That last shot is mind blowing..
I can't even come close to picturing Roy Thompson Hall without Metro Hall right behind it..
And that enormous parking lot where the Ritz/RBC/Simcoe is now would be quite the task of finding your car at the end of the day..
One might say the walk-ability of our downtown has improved a bit?
^^ I can't believe how Downtown Toronto has gone from a City of Parking Lots in the 60s-70s to a City of Skyscrapers today!
..yet in that same time-frame, Hamilton has gained more parking lots and lost more architectural gems.
Amazing the difference between the two cities, despite being so close.
Just shows which City's priorities were Pedestrians and which was the Car.

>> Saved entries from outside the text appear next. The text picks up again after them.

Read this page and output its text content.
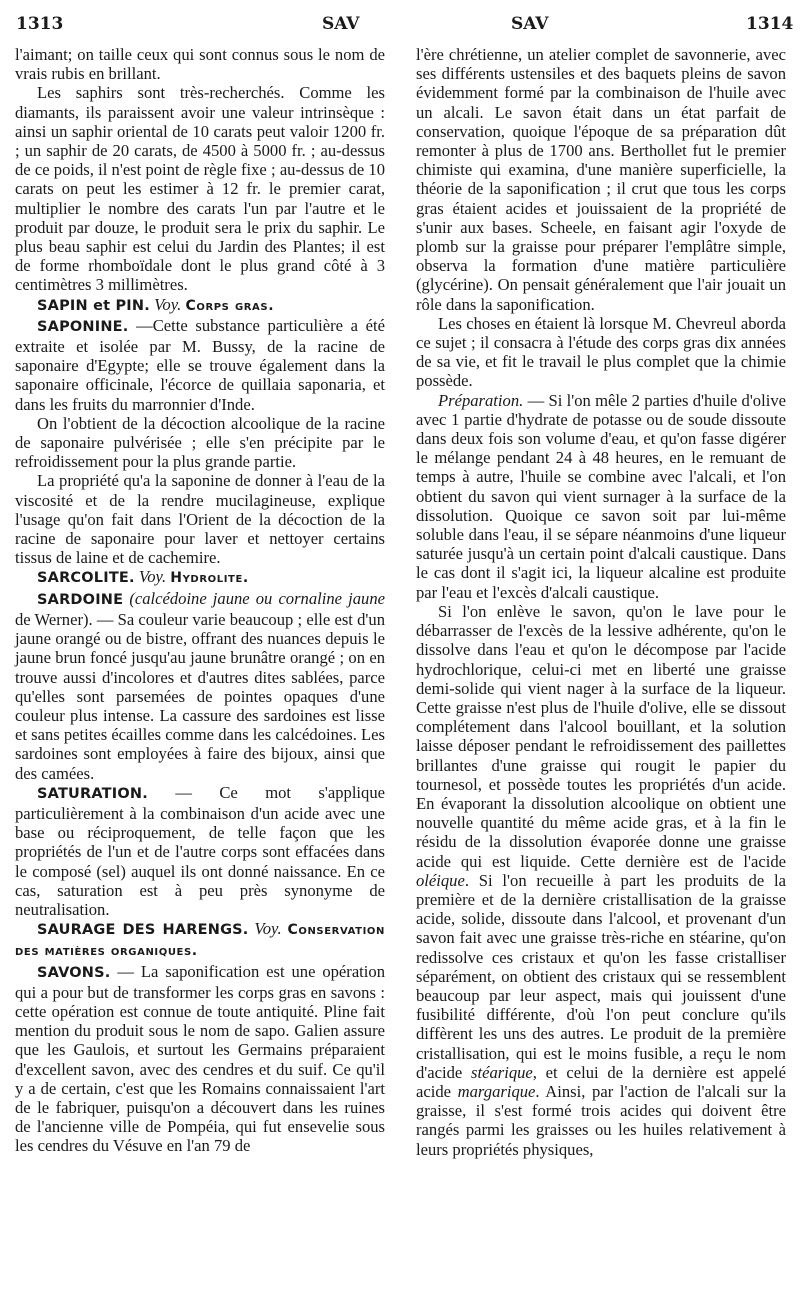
1313	SAV	SAV	1314

l'aimant; on taille ceux qui sont connus sous le nom de vrais rubis en brillant.

Les saphirs sont très-recherchés. Comme les diamants, ils paraissent avoir une valeur intrinsèque : ainsi un saphir oriental de 10 carats peut valoir 1200 fr. ; un saphir de 20 carats, de 4500 à 5000 fr. ; au-dessus de ce poids, il n'est point de règle fixe ; au-dessus de 10 carats on peut les estimer à 12 fr. le premier carat, multiplier le nombre des carats l'un par l'autre et le produit par douze, le produit sera le prix du saphir. Le plus beau saphir est celui du Jardin des Plantes; il est de forme rhomboïdale dont le plus grand côté à 3 centimètres 3 millimètres.

SAPIN et PIN. Voy. Corps gras.

SAPONINE. —Cette substance particulière a été extraite et isolée par M. Bussy, de la racine de saponaire d'Egypte; elle se trouve également dans la saponaire officinale, l'écorce de quillaia saponaria, et dans les fruits du marronnier d'Inde.

On l'obtient de la décoction alcoolique de la racine de saponaire pulvérisée ; elle s'en précipite par le refroidissement pour la plus grande partie.

La propriété qu'a la saponine de donner à l'eau de la viscosité et de la rendre mucilagineuse, explique l'usage qu'on fait dans l'Orient de la décoction de la racine de saponaire pour laver et nettoyer certains tissus de laine et de cachemire.

SARCOLITE. Voy. Hydrolite.

SARDOINE (calcédoine jaune ou cornaline jaune de Werner). — Sa couleur varie beaucoup ; elle est d'un jaune orangé ou de bistre, offrant des nuances depuis le jaune brun foncé jusqu'au jaune brunâtre orangé ; on en trouve aussi d'incolores et d'autres dites sablées, parce qu'elles sont parsemées de pointes opaques d'une couleur plus intense. La cassure des sardoines est lisse et sans petites écailles comme dans les calcédoines. Les sardoines sont employées à faire des bijoux, ainsi que des camées.

SATURATION. — Ce mot s'applique particulièrement à la combinaison d'un acide avec une base ou réciproquement, de telle façon que les propriétés de l'un et de l'autre corps sont effacées dans le composé (sel) auquel ils ont donné naissance. En ce cas, saturation est à peu près synonyme de neutralisation.

SAURAGE DES HARENGS. Voy. Conservation des matières organiques.

SAVONS. — La saponification est une opération qui a pour but de transformer les corps gras en savons : cette opération est connue de toute antiquité. Pline fait mention du produit sous le nom de sapo. Galien assure que les Gaulois, et surtout les Germains préparaient d'excellent savon, avec des cendres et du suif. Ce qu'il y a de certain, c'est que les Romains connaissaient l'art de le fabriquer, puisqu'on a découvert dans les ruines de l'ancienne ville de Pompéia, qui fut ensevelie sous les cendres du Vésuve en l'an 79 de

l'ère chrétienne, un atelier complet de savonnerie, avec ses différents ustensiles et des baquets pleins de savon évidemment formé par la combinaison de l'huile avec un alcali. Le savon était dans un état parfait de conservation, quoique l'époque de sa préparation dût remonter à plus de 1700 ans. Berthollet fut le premier chimiste qui examina, d'une manière superficielle, la théorie de la saponification ; il crut que tous les corps gras étaient acides et jouissaient de la propriété de s'unir aux bases. Scheele, en faisant agir l'oxyde de plomb sur la graisse pour préparer l'emplâtre simple, observa la formation d'une matière particulière (glycérine). On pensait généralement que l'air jouait un rôle dans la saponification.

Les choses en étaient là lorsque M. Chevreul aborda ce sujet ; il consacra à l'étude des corps gras dix années de sa vie, et fit le travail le plus complet que la chimie possède.

Préparation. — Si l'on mêle 2 parties d'huile d'olive avec 1 partie d'hydrate de potasse ou de soude dissoute dans deux fois son volume d'eau, et qu'on fasse digérer le mélange pendant 24 à 48 heures, en le remuant de temps à autre, l'huile se combine avec l'alcali, et l'on obtient du savon qui vient surnager à la surface de la dissolution. Quoique ce savon soit par lui-même soluble dans l'eau, il se sépare néanmoins d'une liqueur saturée jusqu'à un certain point d'alcali caustique. Dans le cas dont il s'agit ici, la liqueur alcaline est produite par l'eau et l'excès d'alcali caustique.

Si l'on enlève le savon, qu'on le lave pour le débarrasser de l'excès de la lessive adhérente, qu'on le dissolve dans l'eau et qu'on le décompose par l'acide hydrochlorique, celui-ci met en liberté une graisse demi-solide qui vient nager à la surface de la liqueur. Cette graisse n'est plus de l'huile d'olive, elle se dissout complétement dans l'alcool bouillant, et la solution laisse déposer pendant le refroidissement des paillettes brillantes d'une graisse qui rougit le papier du tournesol, et possède toutes les propriétés d'un acide. En évaporant la dissolution alcoolique on obtient une nouvelle quantité du même acide gras, et à la fin le résidu de la dissolution évaporée donne une graisse acide qui est liquide. Cette dernière est de l'acide oléique. Si l'on recueille à part les produits de la première et de la dernière cristallisation de la graisse acide, solide, dissoute dans l'alcool, et provenant d'un savon fait avec une graisse très-riche en stéarine, qu'on redissolve ces cristaux et qu'on les fasse cristalliser séparément, on obtient des cristaux qui se ressemblent beaucoup par leur aspect, mais qui jouissent d'une fusibilité différente, d'où l'on peut conclure qu'ils diffèrent les uns des autres. Le produit de la première cristallisation, qui est le moins fusible, a reçu le nom d'acide stéarique, et celui de la dernière est appelé acide margarique. Ainsi, par l'action de l'alcali sur la graisse, il s'est formé trois acides qui doivent être rangés parmi les graisses ou les huiles relativement à leurs propriétés physiques,
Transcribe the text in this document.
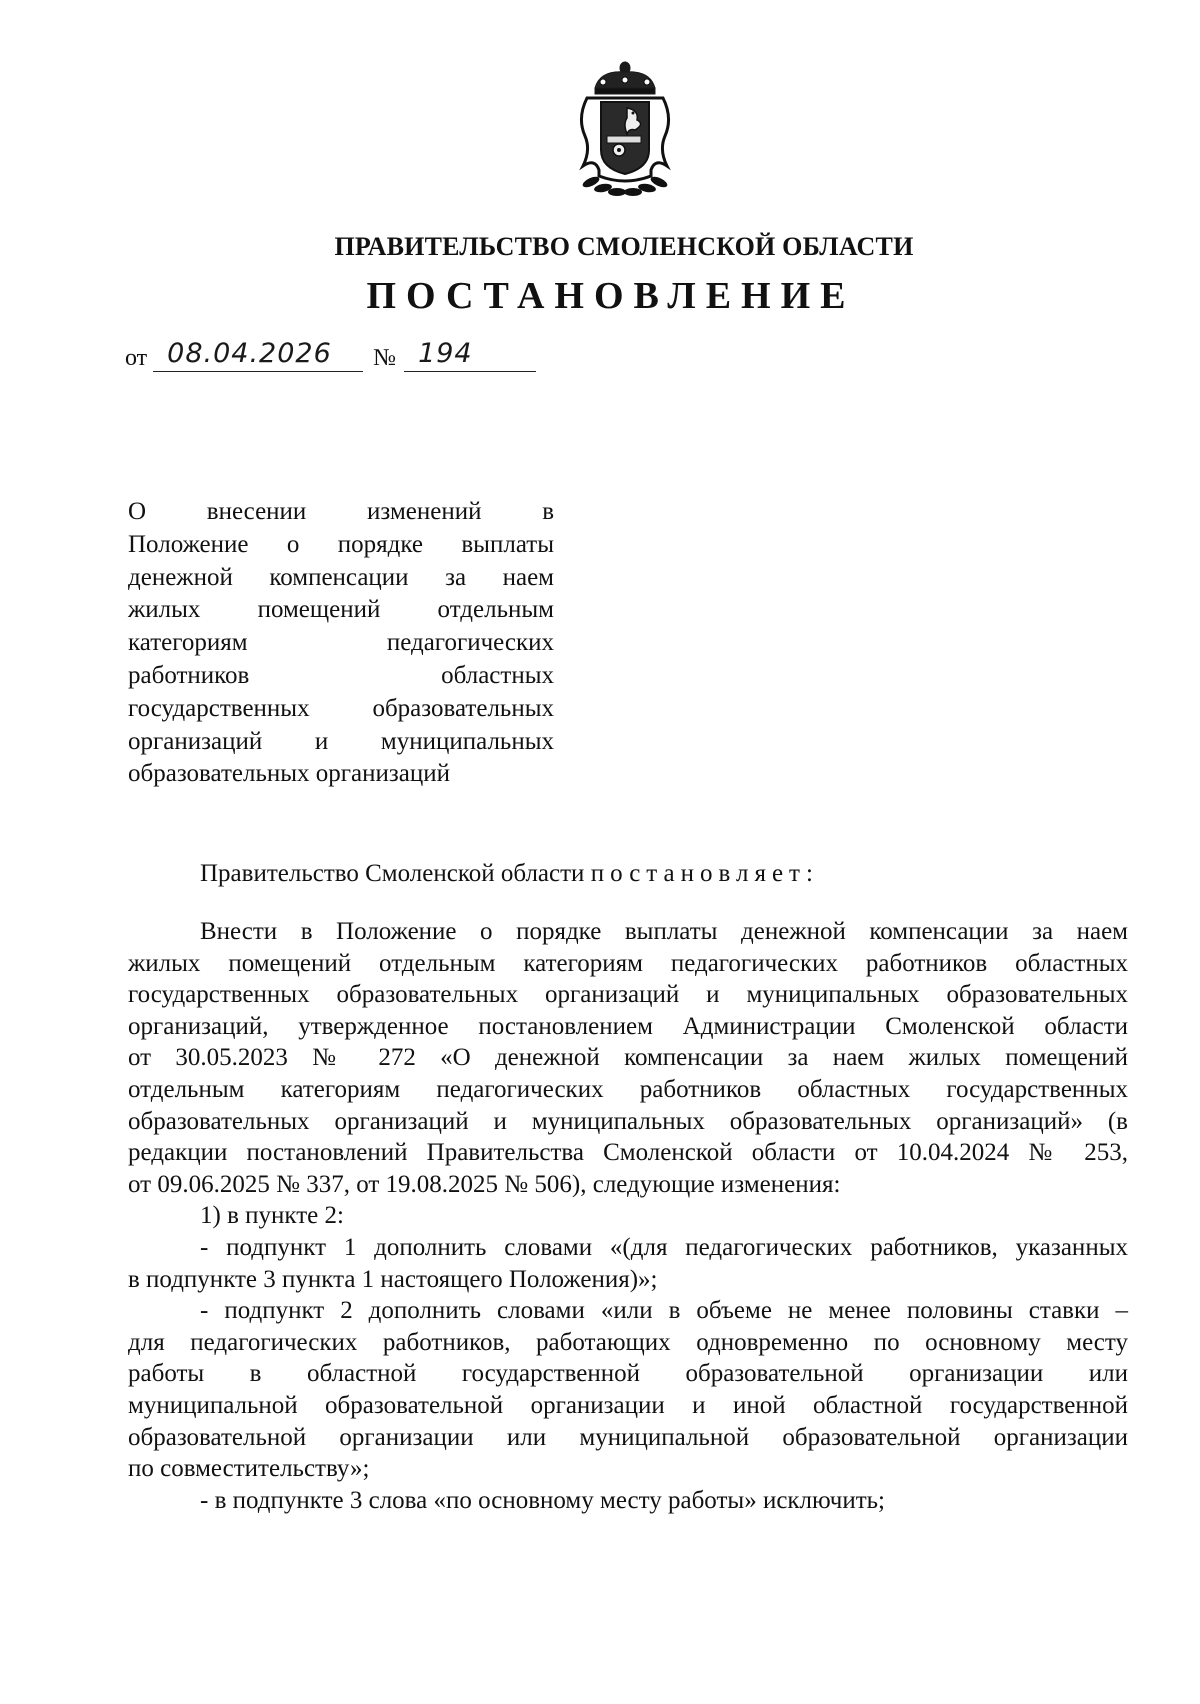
ПРАВИТЕЛЬСТВО СМОЛЕНСКОЙ ОБЛАСТИ
ПОСТАНОВЛЕНИЕ
от 08.04.2026 № 194
О внесении изменений в
Положение о порядке выплаты
денежной компенсации за наем
жилых помещений отдельным
категориям педагогических
работников областных
государственных образовательных
организаций и муниципальных
образовательных организаций
Правительство Смоленской области постановляет:
Внести в Положение о порядке выплаты денежной компенсации за наем
жилых помещений отдельным категориям педагогических работников областных
государственных образовательных организаций и муниципальных образовательных
организаций, утвержденное постановлением Администрации Смоленской области
от 30.05.2023 № 272 «О денежной компенсации за наем жилых помещений
отдельным категориям педагогических работников областных государственных
образовательных организаций и муниципальных образовательных организаций» (в
редакции постановлений Правительства Смоленской области от 10.04.2024 № 253,
от 09.06.2025 № 337, от 19.08.2025 № 506), следующие изменения:
1) в пункте 2:
- подпункт 1 дополнить словами «(для педагогических работников, указанных
в подпункте 3 пункта 1 настоящего Положения)»;
- подпункт 2 дополнить словами «или в объеме не менее половины ставки –
для педагогических работников, работающих одновременно по основному месту
работы в областной государственной образовательной организации или
муниципальной образовательной организации и иной областной государственной
образовательной организации или муниципальной образовательной организации
по совместительству»;
- в подпункте 3 слова «по основному месту работы» исключить;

Interesting to note from the last two paragraphs of the last page: "Small piece-meal development rarely gives any of the points of interest, eye-stoppers, or features with human appeal that make downtown unique and attractive. How can we solve this problem? We can give private developers the opportunity to carry out large scale development, and to produce a much more efficient, functional, and attractive form of building..."
I'm not sure if the author is just a hack, or if his intensions were good. Either way it's crazy to think that the block-busting developments that replaced vibrant, diverse streetscapes with monotonous, windswept no-man's lands were actually justified as efforts to create "points of interest, eye-stoppers, or features with human appeal".